If you're not using JavaScript modules, you can still use a script tag. This allows you to access the library from the NQX global variable.

<script src="https://unpkg.com/nqx/dist/nqx.iife.js"></script>
<script>
  (async () => {
    const nqx = NQX.createEngine("webgpu");
    await nqx.ready();

    const x = nqx.array([1, 2, 3]);
    await x.print();
  })();
</script>

Development

This library is written in TypeScript and developed primarily using Vite. Run npm install to download dependencies and npm test to run tests, fully in the browser. You may need to install Chrome web driver components as prompted.

To bundle the library for distribution, run npm run build. This produces build artifacts in the dist folder.

Comparisons

This library is inspired by influential work in the Python ecosystem: NumPy and JAX, as well as the related libraries derived from them (to varying degrees: PyTorch, Tensorflow, Xarray, Dask, etc.). It's meant to fill the void of a simple, fast, and reliable system for numerical coding. What would be the JavaScript or web-based equivalent of that?

The state-of-the-art for GPU-accelerated computing in JavaScript has developers writing their own WebGL or WebGPU shaders, which is awkward and time-consuming. No Python developer would ever write their own CUDA kernels or BLAS implementations!

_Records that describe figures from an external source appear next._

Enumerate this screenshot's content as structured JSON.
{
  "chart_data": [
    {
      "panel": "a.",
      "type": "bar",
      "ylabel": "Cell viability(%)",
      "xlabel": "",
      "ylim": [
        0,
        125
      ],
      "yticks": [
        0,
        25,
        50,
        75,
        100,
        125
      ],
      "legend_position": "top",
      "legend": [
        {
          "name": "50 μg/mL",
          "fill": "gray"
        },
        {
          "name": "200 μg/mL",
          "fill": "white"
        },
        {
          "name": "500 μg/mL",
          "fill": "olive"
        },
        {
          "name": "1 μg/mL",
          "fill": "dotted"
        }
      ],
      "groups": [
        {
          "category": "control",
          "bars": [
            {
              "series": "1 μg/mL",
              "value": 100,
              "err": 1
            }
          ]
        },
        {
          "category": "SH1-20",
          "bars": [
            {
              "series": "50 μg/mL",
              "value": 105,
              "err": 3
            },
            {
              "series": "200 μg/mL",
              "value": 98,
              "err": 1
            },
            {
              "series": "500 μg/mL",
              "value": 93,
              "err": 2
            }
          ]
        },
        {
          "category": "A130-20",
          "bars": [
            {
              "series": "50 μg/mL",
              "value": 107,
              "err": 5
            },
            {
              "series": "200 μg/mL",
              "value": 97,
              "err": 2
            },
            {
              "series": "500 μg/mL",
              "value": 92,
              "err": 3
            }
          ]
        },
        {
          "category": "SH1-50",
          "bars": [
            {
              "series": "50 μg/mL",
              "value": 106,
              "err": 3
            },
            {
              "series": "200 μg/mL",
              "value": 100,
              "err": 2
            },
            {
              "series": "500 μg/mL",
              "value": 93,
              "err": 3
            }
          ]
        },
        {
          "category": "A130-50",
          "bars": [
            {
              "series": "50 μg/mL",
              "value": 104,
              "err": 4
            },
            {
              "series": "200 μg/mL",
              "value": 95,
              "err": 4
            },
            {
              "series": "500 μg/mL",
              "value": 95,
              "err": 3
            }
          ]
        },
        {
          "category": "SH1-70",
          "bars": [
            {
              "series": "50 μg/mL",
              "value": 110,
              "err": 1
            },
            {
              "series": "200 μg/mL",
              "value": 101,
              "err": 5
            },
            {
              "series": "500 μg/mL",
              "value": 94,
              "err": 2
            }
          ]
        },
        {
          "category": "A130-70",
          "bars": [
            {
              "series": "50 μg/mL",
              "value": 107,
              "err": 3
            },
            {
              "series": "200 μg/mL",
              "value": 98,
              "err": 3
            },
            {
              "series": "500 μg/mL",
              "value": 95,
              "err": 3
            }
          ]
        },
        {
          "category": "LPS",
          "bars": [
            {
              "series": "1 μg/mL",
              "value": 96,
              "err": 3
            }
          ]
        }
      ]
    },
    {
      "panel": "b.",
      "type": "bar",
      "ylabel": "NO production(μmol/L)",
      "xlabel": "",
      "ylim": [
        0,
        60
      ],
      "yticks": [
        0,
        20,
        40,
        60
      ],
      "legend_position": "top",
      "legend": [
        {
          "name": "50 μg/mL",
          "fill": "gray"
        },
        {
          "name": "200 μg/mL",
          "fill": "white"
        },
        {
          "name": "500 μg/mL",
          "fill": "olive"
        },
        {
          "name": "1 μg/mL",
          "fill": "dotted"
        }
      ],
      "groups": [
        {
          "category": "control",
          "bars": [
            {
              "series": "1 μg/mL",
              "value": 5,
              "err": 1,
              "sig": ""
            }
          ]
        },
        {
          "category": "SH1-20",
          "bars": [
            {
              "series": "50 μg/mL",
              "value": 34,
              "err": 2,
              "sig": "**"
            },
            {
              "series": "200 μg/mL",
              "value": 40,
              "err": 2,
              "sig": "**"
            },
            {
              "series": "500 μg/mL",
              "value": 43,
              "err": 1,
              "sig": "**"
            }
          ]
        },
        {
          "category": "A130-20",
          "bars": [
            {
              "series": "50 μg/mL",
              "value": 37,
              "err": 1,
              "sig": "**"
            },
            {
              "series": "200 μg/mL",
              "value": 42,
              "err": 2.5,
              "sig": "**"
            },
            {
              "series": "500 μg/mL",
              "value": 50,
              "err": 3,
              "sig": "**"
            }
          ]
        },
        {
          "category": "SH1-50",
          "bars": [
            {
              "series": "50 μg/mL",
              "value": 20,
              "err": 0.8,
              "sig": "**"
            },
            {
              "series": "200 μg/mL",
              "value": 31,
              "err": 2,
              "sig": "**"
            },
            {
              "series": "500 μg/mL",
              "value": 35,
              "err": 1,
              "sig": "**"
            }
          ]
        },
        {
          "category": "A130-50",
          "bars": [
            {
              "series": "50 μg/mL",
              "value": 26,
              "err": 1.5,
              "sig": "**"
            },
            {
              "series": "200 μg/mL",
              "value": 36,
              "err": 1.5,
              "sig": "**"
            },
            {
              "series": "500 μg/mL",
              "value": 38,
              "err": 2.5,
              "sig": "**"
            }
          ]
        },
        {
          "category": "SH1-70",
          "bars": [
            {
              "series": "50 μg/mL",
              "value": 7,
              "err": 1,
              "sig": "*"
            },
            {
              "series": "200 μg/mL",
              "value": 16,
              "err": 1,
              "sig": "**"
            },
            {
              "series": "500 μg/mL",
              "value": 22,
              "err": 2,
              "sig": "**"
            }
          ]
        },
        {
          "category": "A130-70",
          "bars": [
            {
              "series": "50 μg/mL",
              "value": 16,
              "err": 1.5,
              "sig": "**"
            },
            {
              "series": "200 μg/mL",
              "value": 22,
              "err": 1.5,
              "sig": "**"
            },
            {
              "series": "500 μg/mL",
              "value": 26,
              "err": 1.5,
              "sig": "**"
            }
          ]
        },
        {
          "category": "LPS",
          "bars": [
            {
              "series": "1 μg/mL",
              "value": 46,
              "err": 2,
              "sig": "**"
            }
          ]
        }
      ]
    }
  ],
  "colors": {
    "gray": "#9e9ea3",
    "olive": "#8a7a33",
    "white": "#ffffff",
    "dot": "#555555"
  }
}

Compared to TensorFlow.js, nqx is much simpler and smaller, and it provides some key advantages:

  • Uses native JavaScript data types and has a concise API.
  • Not limited to machine learning use cases.
  • More flexible, offering forward and reverse-mode automatic differentiation for arbitrary functions, including second and higher derivatives.
  • (Planned) Includes a tracing JIT compiler for numerical operations with automatic kernel fusion.
  • (Planned) Has a multithreaded WebAssembly backend with clean exchange between arrays stored on CPU and GPU devices.

However, there are some drawbacks:

  • Newer library, not backed by a team of paid developers at Google.
  • No support for binary Node.js and legacy WebGL backends.
  • No plans for adding a Keras-like API.

License

nqx is provided under the MIT license. See LICENSE.